As an appellate judge, Lee participated in over 1,500 cases, writing close to 450 opinions, according to the release. She has been actively involved with the Alternative Dispute Resolution Commission, the Board of Law Examiners, the Advisory Commission on the Rules of Practice and Procedure, the Tennessee Lawyer Assistance Program, the Technology Oversight Committee and the Trial Court Electronic Filing Committee.

From 2004 to 2008, she served on the Tennessee Court of Appeals — the first woman to serve on the Eastern Section of the Court in its 79-year history, according to the Supreme Court. Lee was retained by voters in 2006 after receiving unanimous approval from the Judicial Evaluation Commission.

Before entering the judiciary, Lee maintained a small-town practice in Madisonville for 26 years, according to a release.
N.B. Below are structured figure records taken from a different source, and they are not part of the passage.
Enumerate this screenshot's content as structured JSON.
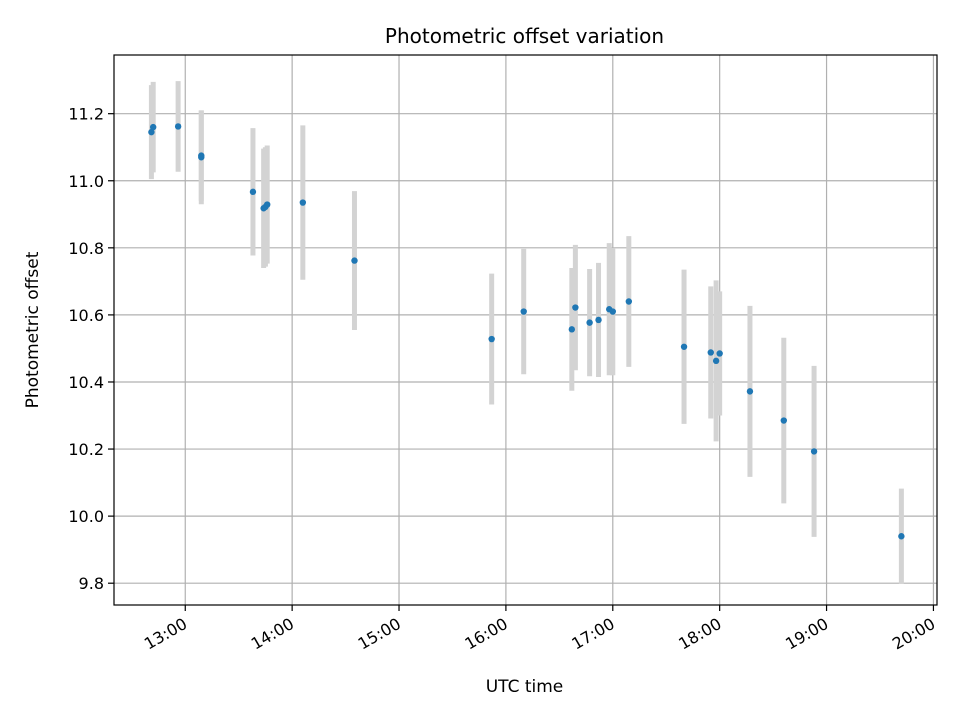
{
  "chart_data": {
    "type": "scatter",
    "title": "Photometric offset variation",
    "xlabel": "UTC time",
    "ylabel": "Photometric offset",
    "xlim": [
      "12:20",
      "20:02"
    ],
    "ylim": [
      9.735,
      11.375
    ],
    "xticks": [
      "13:00",
      "14:00",
      "15:00",
      "16:00",
      "17:00",
      "18:00",
      "19:00",
      "20:00"
    ],
    "yticks": [
      "9.8",
      "10.0",
      "10.2",
      "10.4",
      "10.6",
      "10.8",
      "11.0",
      "11.2"
    ],
    "grid": true,
    "colors": {
      "points": "#1f77b4",
      "errorbars": "#d3d3d3",
      "grid": "#b0b0b0"
    },
    "points": [
      {
        "x": "12:41",
        "y": 11.145,
        "err": 0.14
      },
      {
        "x": "12:42",
        "y": 11.16,
        "err": 0.135
      },
      {
        "x": "12:56",
        "y": 11.162,
        "err": 0.135
      },
      {
        "x": "13:09",
        "y": 11.07,
        "err": 0.14
      },
      {
        "x": "13:09",
        "y": 11.075,
        "err": 0.135
      },
      {
        "x": "13:38",
        "y": 10.967,
        "err": 0.19
      },
      {
        "x": "13:44",
        "y": 10.918,
        "err": 0.178
      },
      {
        "x": "13:45",
        "y": 10.922,
        "err": 0.178
      },
      {
        "x": "13:46",
        "y": 10.929,
        "err": 0.176
      },
      {
        "x": "14:06",
        "y": 10.935,
        "err": 0.23
      },
      {
        "x": "14:35",
        "y": 10.762,
        "err": 0.207
      },
      {
        "x": "15:52",
        "y": 10.528,
        "err": 0.195
      },
      {
        "x": "16:10",
        "y": 10.61,
        "err": 0.187
      },
      {
        "x": "16:37",
        "y": 10.557,
        "err": 0.183
      },
      {
        "x": "16:39",
        "y": 10.622,
        "err": 0.187
      },
      {
        "x": "16:47",
        "y": 10.577,
        "err": 0.16
      },
      {
        "x": "16:52",
        "y": 10.585,
        "err": 0.17
      },
      {
        "x": "16:58",
        "y": 10.617,
        "err": 0.197
      },
      {
        "x": "17:00",
        "y": 10.61,
        "err": 0.19
      },
      {
        "x": "17:09",
        "y": 10.64,
        "err": 0.195
      },
      {
        "x": "17:40",
        "y": 10.505,
        "err": 0.23
      },
      {
        "x": "17:55",
        "y": 10.488,
        "err": 0.197
      },
      {
        "x": "17:58",
        "y": 10.463,
        "err": 0.24
      },
      {
        "x": "18:00",
        "y": 10.485,
        "err": 0.185
      },
      {
        "x": "18:17",
        "y": 10.372,
        "err": 0.255
      },
      {
        "x": "18:36",
        "y": 10.285,
        "err": 0.247
      },
      {
        "x": "18:53",
        "y": 10.193,
        "err": 0.255
      },
      {
        "x": "19:42",
        "y": 9.94,
        "err": 0.142
      }
    ]
  }
}
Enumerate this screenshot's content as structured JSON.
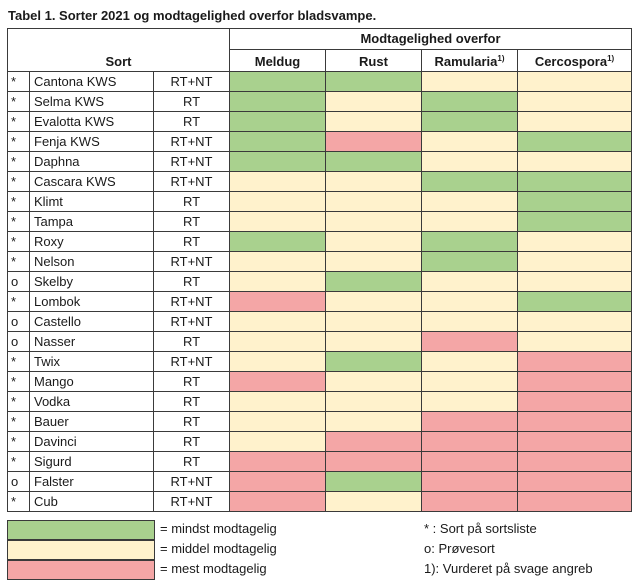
{
  "title": "Tabel 1. Sorter 2021 og modtagelighed overfor bladsvampe.",
  "header": {
    "sort": "Sort",
    "group": "Modtagelighed overfor",
    "columns": [
      {
        "label": "Meldug",
        "sup": ""
      },
      {
        "label": "Rust",
        "sup": ""
      },
      {
        "label": "Ramularia",
        "sup": "1)"
      },
      {
        "label": "Cercospora",
        "sup": "1)"
      }
    ]
  },
  "colors": {
    "g": "#a9d18e",
    "y": "#fff2cc",
    "r": "#f4a6a6"
  },
  "rows": [
    {
      "mark": "*",
      "name": "Cantona KWS",
      "type": "RT+NT",
      "cells": [
        "g",
        "g",
        "y",
        "y"
      ]
    },
    {
      "mark": "*",
      "name": "Selma KWS",
      "type": "RT",
      "cells": [
        "g",
        "y",
        "g",
        "y"
      ]
    },
    {
      "mark": "*",
      "name": "Evalotta KWS",
      "type": "RT",
      "cells": [
        "g",
        "y",
        "g",
        "y"
      ]
    },
    {
      "mark": "*",
      "name": "Fenja KWS",
      "type": "RT+NT",
      "cells": [
        "g",
        "r",
        "y",
        "g"
      ]
    },
    {
      "mark": "*",
      "name": "Daphna",
      "type": "RT+NT",
      "cells": [
        "g",
        "g",
        "y",
        "y"
      ]
    },
    {
      "mark": "*",
      "name": "Cascara KWS",
      "type": "RT+NT",
      "cells": [
        "y",
        "y",
        "g",
        "g"
      ]
    },
    {
      "mark": "*",
      "name": "Klimt",
      "type": "RT",
      "cells": [
        "y",
        "y",
        "y",
        "g"
      ]
    },
    {
      "mark": "*",
      "name": "Tampa",
      "type": "RT",
      "cells": [
        "y",
        "y",
        "y",
        "g"
      ]
    },
    {
      "mark": "*",
      "name": "Roxy",
      "type": "RT",
      "cells": [
        "g",
        "y",
        "g",
        "y"
      ]
    },
    {
      "mark": "*",
      "name": "Nelson",
      "type": "RT+NT",
      "cells": [
        "y",
        "y",
        "g",
        "y"
      ]
    },
    {
      "mark": "o",
      "name": "Skelby",
      "type": "RT",
      "cells": [
        "y",
        "g",
        "y",
        "y"
      ]
    },
    {
      "mark": "*",
      "name": "Lombok",
      "type": "RT+NT",
      "cells": [
        "r",
        "y",
        "y",
        "g"
      ]
    },
    {
      "mark": "o",
      "name": "Castello",
      "type": "RT+NT",
      "cells": [
        "y",
        "y",
        "y",
        "y"
      ]
    },
    {
      "mark": "o",
      "name": "Nasser",
      "type": "RT",
      "cells": [
        "y",
        "y",
        "r",
        "y"
      ]
    },
    {
      "mark": "*",
      "name": "Twix",
      "type": "RT+NT",
      "cells": [
        "y",
        "g",
        "y",
        "r"
      ]
    },
    {
      "mark": "*",
      "name": "Mango",
      "type": "RT",
      "cells": [
        "r",
        "y",
        "y",
        "r"
      ]
    },
    {
      "mark": "*",
      "name": "Vodka",
      "type": "RT",
      "cells": [
        "y",
        "y",
        "y",
        "r"
      ]
    },
    {
      "mark": "*",
      "name": "Bauer",
      "type": "RT",
      "cells": [
        "y",
        "y",
        "r",
        "r"
      ]
    },
    {
      "mark": "*",
      "name": "Davinci",
      "type": "RT",
      "cells": [
        "y",
        "r",
        "r",
        "r"
      ]
    },
    {
      "mark": "*",
      "name": "Sigurd",
      "type": "RT",
      "cells": [
        "r",
        "r",
        "r",
        "r"
      ]
    },
    {
      "mark": "o",
      "name": "Falster",
      "type": "RT+NT",
      "cells": [
        "r",
        "g",
        "r",
        "r"
      ]
    },
    {
      "mark": "*",
      "name": "Cub",
      "type": "RT+NT",
      "cells": [
        "r",
        "y",
        "r",
        "r"
      ]
    }
  ],
  "legend": [
    {
      "color": "g",
      "text": "= mindst modtagelig"
    },
    {
      "color": "y",
      "text": "= middel modtagelig"
    },
    {
      "color": "r",
      "text": "= mest modtagelig"
    }
  ],
  "notes": [
    "* : Sort på sortsliste",
    "o:  Prøvesort",
    "1): Vurderet på svage angreb"
  ]
}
In addition to representing individuals and businesses in civil and criminal matters, she served as the municipal judge for Madisonville and as attorney for Monroe County, the city of Madisonville and the city of Vonore.

Credit: WBIR
Justice Sharon Lee shakes hands with Hector Sanchez, Knox County's newest judge.

The Supreme Court said Lee has been a trailblazer for women and has received numerous recognitions, including the University of Tennessee Distinguished Alumna Award, University of Tennessee Centennial Alumnus Award, University of Tennessee Alumni Professional Achievement Award, Webb School of Knoxville Distinguished Alumni Award, YWCA of Knoxville Tribute to Women Honoree, YWCA of Knoxville 30 Remarkable Women over the past 30 Years Honoree, Girl Scouts Council of the Southern Appalachians’ Woman of Achievement Award, Grayfred Gray Public Service in Mediation Award, Legal Aid of East Tennessee’s Chief Justice William M. Barker Equal Access to Justice Award, ABOTA Tennessee Chapter’s Courage Award, East Tennessee Lawyers’ Association for Women’s Spirit of Justice Award, East Tennessee Women’s Leadership Council’s Lizzie Crozier French Award, and the National Association of Women Judges’ Spotlight Award.
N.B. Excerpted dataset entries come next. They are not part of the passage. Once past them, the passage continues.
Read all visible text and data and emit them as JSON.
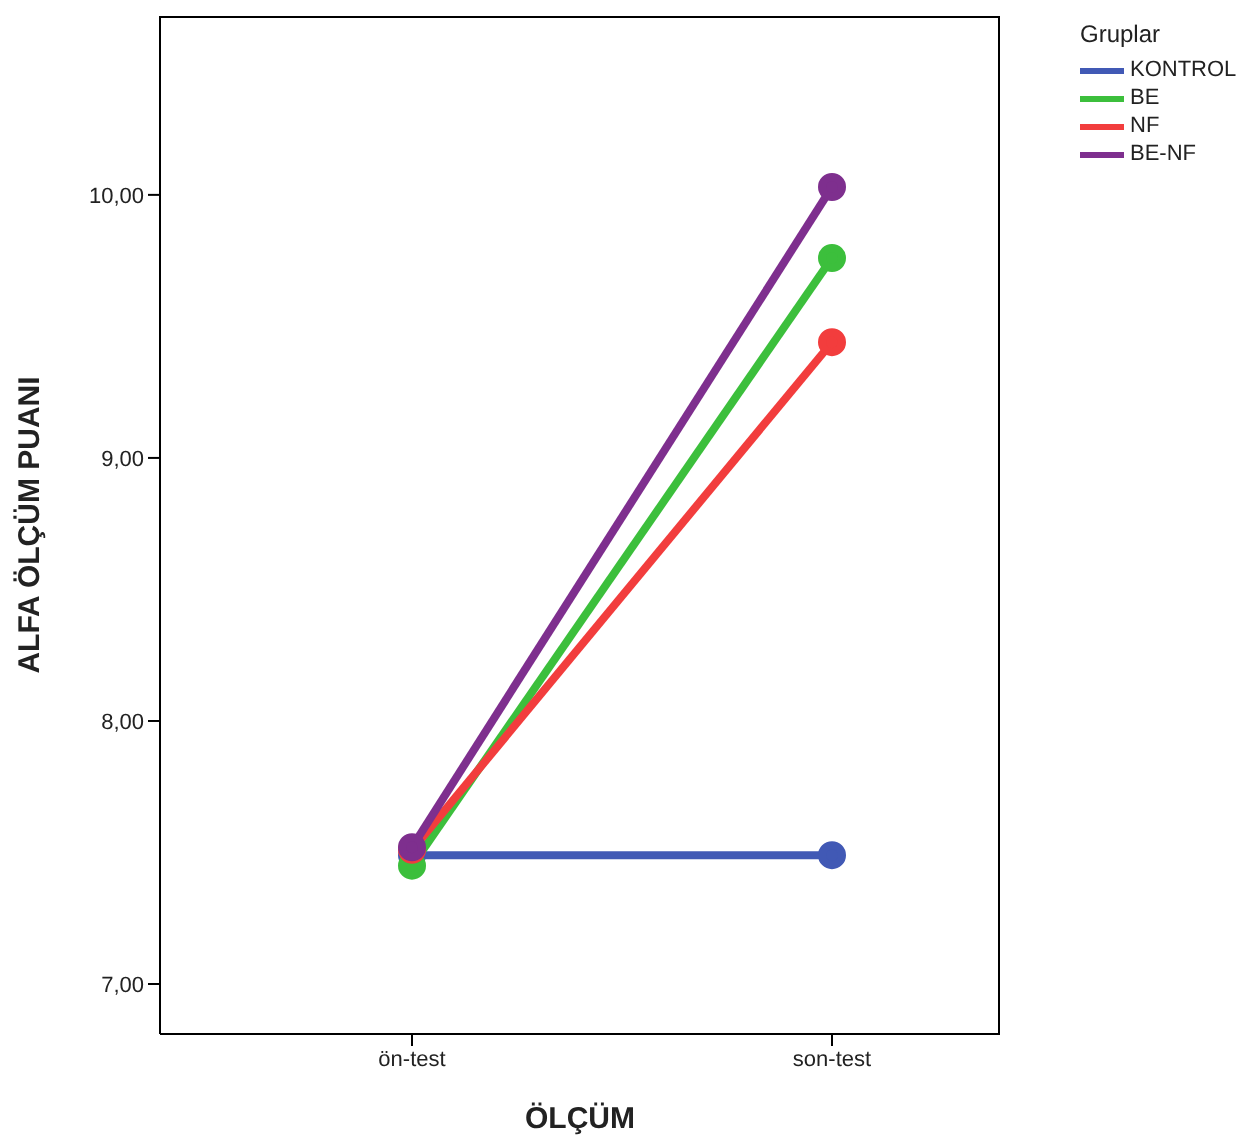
{
  "chart_data": {
    "type": "line",
    "xlabel": "ÖLÇÜM",
    "ylabel": "ALFA ÖLÇÜM PUANI",
    "legend_title": "Gruplar",
    "categories": [
      "ön-test",
      "son-test"
    ],
    "series": [
      {
        "name": "KONTROL",
        "color": "#4159b5",
        "values": [
          7.49,
          7.49
        ]
      },
      {
        "name": "BE",
        "color": "#3cbf3c",
        "values": [
          7.45,
          9.76
        ]
      },
      {
        "name": "NF",
        "color": "#f23d3d",
        "values": [
          7.51,
          9.44
        ]
      },
      {
        "name": "BE-NF",
        "color": "#7e2f8e",
        "values": [
          7.52,
          10.03
        ]
      }
    ],
    "ylim": [
      6.81,
      10.68
    ],
    "yticks": [
      {
        "value": 7,
        "label": "7,00"
      },
      {
        "value": 8,
        "label": "8,00"
      },
      {
        "value": 9,
        "label": "9,00"
      },
      {
        "value": 10,
        "label": "10,00"
      }
    ],
    "grid": false,
    "legend": "right",
    "marker": "circle",
    "line_style": "solid"
  }
}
A frequent speaker to school, civic and legal groups, Lee is active in her community, serving on the adjunct faculty at the University of Tennessee College of Law and on the boards of the Knoxville YWCA, Knoxville YWCA Foundation, East Tennessee Historical Society, Knoxville Executive Women’s Association, Sequoyah Birthplace Museum, Monroe County Boys and Girls Club, Tennessee Lawyers’ Association for Women, East Tennessee Lawyers’ Association for Women, Knoxville Bar Association, Webb School of Knoxville Alumni Council, University of Tennessee College of Law Dean’s Council, and as an honorary member of the 2014 Congressional Medal of Honor Convention Committee, according to a release.

Lee graduated with honors from the Webb School of Knoxville, the University of Tennessee College of Business and the University of Tennessee College of Law, according to the Supreme Court.